1. I agree with using the Internet. It's a great source for information, although it may not always be correct or reliable;

2. Utah is not a "community property" state, so that is not a consideration for you;

3. As others have already stated, be sure that you're not "outgunned" with your attorney, compared to hers. You need one that has the skills, knowledge, and experience to satisfactorily resolve cases like yours, in your favor, whenever possible;

4. Attorneys are not motivated towards an early resolution of issues/final divorce decree. The longer that the proceedings drag on the wealthier that they become;

5. Be sure to consult with a good CPA/tax preparer before your divorce is final. Most attorneys can't spell "taxes" or "CPA". Almost all divorces will have income tax implications for both of you, especially if you have filed a joint tax return in the past;

6. Document everything that has or will occur from this point forward. Written documentation is the strongest evidence in legal proceedings. Use it to your advantage!

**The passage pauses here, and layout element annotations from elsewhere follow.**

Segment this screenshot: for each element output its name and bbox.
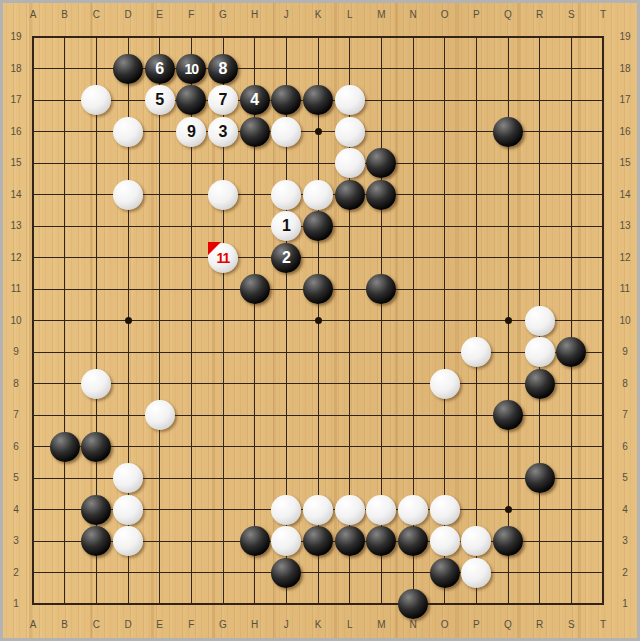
grid-line <box>571 36 572 605</box>
coord-label-row-18: 18 <box>614 63 636 75</box>
coord-label-col-T: T <box>592 9 614 21</box>
coord-label-row-12: 12 <box>5 252 27 264</box>
stone-black-E18: 6 <box>145 54 175 84</box>
stone-black-H17: 4 <box>240 85 270 115</box>
stone-white-G17: 7 <box>208 85 238 115</box>
coord-label-col-R: R <box>529 619 551 631</box>
coord-label-col-O: O <box>434 619 456 631</box>
coord-label-col-L: L <box>339 619 361 631</box>
stone-black-C3 <box>81 526 111 556</box>
stone-white-L16 <box>335 117 365 147</box>
coord-label-row-2: 2 <box>5 567 27 579</box>
move-number-8: 8 <box>208 54 238 84</box>
coord-label-row-14: 14 <box>614 189 636 201</box>
coord-label-col-S: S <box>560 9 582 21</box>
coord-label-row-19: 19 <box>5 31 27 43</box>
stone-black-M3 <box>366 526 396 556</box>
stone-white-D14 <box>113 180 143 210</box>
grid-line <box>32 446 604 447</box>
coord-label-row-7: 7 <box>5 409 27 421</box>
stone-white-R9 <box>525 337 555 367</box>
coord-label-row-5: 5 <box>5 472 27 484</box>
coord-label-col-P: P <box>465 9 487 21</box>
star-point-K10 <box>315 317 322 324</box>
coord-label-row-12: 12 <box>614 252 636 264</box>
stone-white-O4 <box>430 495 460 525</box>
move-number-1: 1 <box>271 211 301 241</box>
coord-label-row-15: 15 <box>5 157 27 169</box>
move-number-3: 3 <box>208 117 238 147</box>
coord-label-col-M: M <box>370 9 392 21</box>
stone-white-L15 <box>335 148 365 178</box>
coord-label-col-M: M <box>370 619 392 631</box>
coord-label-row-9: 9 <box>5 346 27 358</box>
grid-line <box>32 352 604 353</box>
coord-label-col-S: S <box>560 619 582 631</box>
stone-black-K13 <box>303 211 333 241</box>
coord-label-row-14: 14 <box>5 189 27 201</box>
stone-black-B6 <box>50 432 80 462</box>
last-move-marker <box>208 242 221 255</box>
coord-label-col-H: H <box>244 9 266 21</box>
coord-label-col-H: H <box>244 619 266 631</box>
stone-white-C8 <box>81 369 111 399</box>
move-number-10: 10 <box>176 54 206 84</box>
stone-white-J13: 1 <box>271 211 301 241</box>
stone-black-J12: 2 <box>271 243 301 273</box>
coord-label-row-17: 17 <box>614 94 636 106</box>
stone-white-P2 <box>461 558 491 588</box>
stone-white-D16 <box>113 117 143 147</box>
stone-white-G14 <box>208 180 238 210</box>
coord-label-row-13: 13 <box>614 220 636 232</box>
coord-label-row-17: 17 <box>5 94 27 106</box>
grid-line <box>32 572 604 573</box>
coord-label-row-6: 6 <box>5 441 27 453</box>
coord-label-row-4: 4 <box>614 504 636 516</box>
stone-white-J16 <box>271 117 301 147</box>
coord-label-col-D: D <box>117 619 139 631</box>
stone-black-J17 <box>271 85 301 115</box>
star-point-Q4 <box>505 506 512 513</box>
stone-black-G18: 8 <box>208 54 238 84</box>
stone-white-K4 <box>303 495 333 525</box>
coord-label-col-E: E <box>149 619 171 631</box>
coord-label-row-6: 6 <box>614 441 636 453</box>
stone-black-M15 <box>366 148 396 178</box>
coord-label-col-B: B <box>54 9 76 21</box>
stone-black-K17 <box>303 85 333 115</box>
stone-white-J4 <box>271 495 301 525</box>
coord-label-row-2: 2 <box>614 567 636 579</box>
stone-white-O3 <box>430 526 460 556</box>
stone-white-J14 <box>271 180 301 210</box>
coord-label-col-N: N <box>402 619 424 631</box>
stone-white-P3 <box>461 526 491 556</box>
coord-label-row-11: 11 <box>614 283 636 295</box>
stone-white-E17: 5 <box>145 85 175 115</box>
coord-label-row-13: 13 <box>5 220 27 232</box>
coord-label-row-8: 8 <box>614 378 636 390</box>
stone-black-K3 <box>303 526 333 556</box>
stone-black-H3 <box>240 526 270 556</box>
stone-black-K11 <box>303 274 333 304</box>
coord-label-col-J: J <box>275 9 297 21</box>
stone-black-Q16 <box>493 117 523 147</box>
move-number-4: 4 <box>240 85 270 115</box>
stone-white-D4 <box>113 495 143 525</box>
stone-white-M4 <box>366 495 396 525</box>
stone-black-Q7 <box>493 400 523 430</box>
coord-label-row-11: 11 <box>5 283 27 295</box>
coord-label-row-10: 10 <box>614 315 636 327</box>
move-number-7: 7 <box>208 85 238 115</box>
coord-label-row-19: 19 <box>614 31 636 43</box>
stone-white-C17 <box>81 85 111 115</box>
coord-label-col-N: N <box>402 9 424 21</box>
stone-black-C4 <box>81 495 111 525</box>
coord-label-col-O: O <box>434 9 456 21</box>
coord-label-col-C: C <box>85 619 107 631</box>
star-point-Q10 <box>505 317 512 324</box>
coord-label-col-Q: Q <box>497 619 519 631</box>
move-number-6: 6 <box>145 54 175 84</box>
coord-label-row-7: 7 <box>614 409 636 421</box>
stone-white-D3 <box>113 526 143 556</box>
coord-label-row-8: 8 <box>5 378 27 390</box>
stone-black-N1 <box>398 589 428 619</box>
grid-line <box>476 36 477 605</box>
stone-black-F17 <box>176 85 206 115</box>
coord-label-row-9: 9 <box>614 346 636 358</box>
coord-label-row-5: 5 <box>614 472 636 484</box>
star-point-K16 <box>315 128 322 135</box>
stone-black-F18: 10 <box>176 54 206 84</box>
stone-black-J2 <box>271 558 301 588</box>
coord-label-col-R: R <box>529 9 551 21</box>
stone-black-S9 <box>556 337 586 367</box>
stone-black-N3 <box>398 526 428 556</box>
stone-white-O8 <box>430 369 460 399</box>
stone-white-G16: 3 <box>208 117 238 147</box>
go-board[interactable]: AABBCCDDEEFFGGHHJJKKLLMMNNOOPPQQRRSSTT19… <box>0 0 640 641</box>
stone-white-F16: 9 <box>176 117 206 147</box>
coord-label-col-T: T <box>592 619 614 631</box>
stone-black-M14 <box>366 180 396 210</box>
stone-white-J3 <box>271 526 301 556</box>
coord-label-col-F: F <box>180 9 202 21</box>
stone-black-M11 <box>366 274 396 304</box>
coord-label-row-18: 18 <box>5 63 27 75</box>
stone-white-L4 <box>335 495 365 525</box>
coord-label-col-A: A <box>22 9 44 21</box>
stone-white-R10 <box>525 306 555 336</box>
coord-label-col-K: K <box>307 619 329 631</box>
stone-white-P9 <box>461 337 491 367</box>
stone-black-Q3 <box>493 526 523 556</box>
coord-label-col-J: J <box>275 619 297 631</box>
move-number-2: 2 <box>271 243 301 273</box>
stone-white-N4 <box>398 495 428 525</box>
coord-label-col-A: A <box>22 619 44 631</box>
coord-label-row-1: 1 <box>614 598 636 610</box>
stone-black-D18 <box>113 54 143 84</box>
coord-label-col-E: E <box>149 9 171 21</box>
grid-line <box>602 36 604 605</box>
coord-label-col-D: D <box>117 9 139 21</box>
grid-line <box>32 603 604 605</box>
coord-label-col-G: G <box>212 9 234 21</box>
coord-label-col-Q: Q <box>497 9 519 21</box>
stone-white-G12: 11 <box>208 243 238 273</box>
star-point-D10 <box>125 317 132 324</box>
move-number-5: 5 <box>145 85 175 115</box>
coord-label-row-16: 16 <box>614 126 636 138</box>
coord-label-row-3: 3 <box>614 535 636 547</box>
stone-black-H11 <box>240 274 270 304</box>
coord-label-row-15: 15 <box>614 157 636 169</box>
move-number-9: 9 <box>176 117 206 147</box>
stone-black-O2 <box>430 558 460 588</box>
stone-black-H16 <box>240 117 270 147</box>
coord-label-col-P: P <box>465 619 487 631</box>
stone-black-C6 <box>81 432 111 462</box>
coord-label-col-K: K <box>307 9 329 21</box>
stone-black-L3 <box>335 526 365 556</box>
coord-label-row-10: 10 <box>5 315 27 327</box>
coord-label-col-G: G <box>212 619 234 631</box>
coord-label-col-C: C <box>85 9 107 21</box>
coord-label-col-B: B <box>54 619 76 631</box>
coord-label-row-3: 3 <box>5 535 27 547</box>
stone-black-R8 <box>525 369 555 399</box>
coord-label-col-F: F <box>180 619 202 631</box>
stone-white-L17 <box>335 85 365 115</box>
stone-white-D5 <box>113 463 143 493</box>
stone-white-E7 <box>145 400 175 430</box>
grid-line <box>32 383 604 384</box>
coord-label-row-4: 4 <box>5 504 27 516</box>
coord-label-col-L: L <box>339 9 361 21</box>
stone-white-K14 <box>303 180 333 210</box>
coord-label-row-16: 16 <box>5 126 27 138</box>
stone-black-L14 <box>335 180 365 210</box>
stone-black-R5 <box>525 463 555 493</box>
coord-label-row-1: 1 <box>5 598 27 610</box>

7. As best that you can, keep it friendly throughout the entire process. You have everything to gain, especially financially and insofar as visitation rights with your son are concerned. Last year I had two clients who had to agree to amend/modify their final divorce decree eleven months after the fact. They were not acrimonious during the divorce process. They each saved almost $5,000 in income taxes;

8. Talk with other relatives, friends, co-workers, etc whom you trust. They may have information or knowledge which you can use to your advantage.

I hope that the information in this post may help you in some way.
 
Three divorces in our "close" family.
(Close enough for us to watch the details)

In all three cases, the couple eventually got back together. :eek:

In all three cases, the couple lost a fortune of money.

Make sure you can not make it work, no matter what you "think" it might cost.

Making it work is cheaper than a divorce.

Every divorce we have seen ruins the couples future, all savings are plowed into lawyers.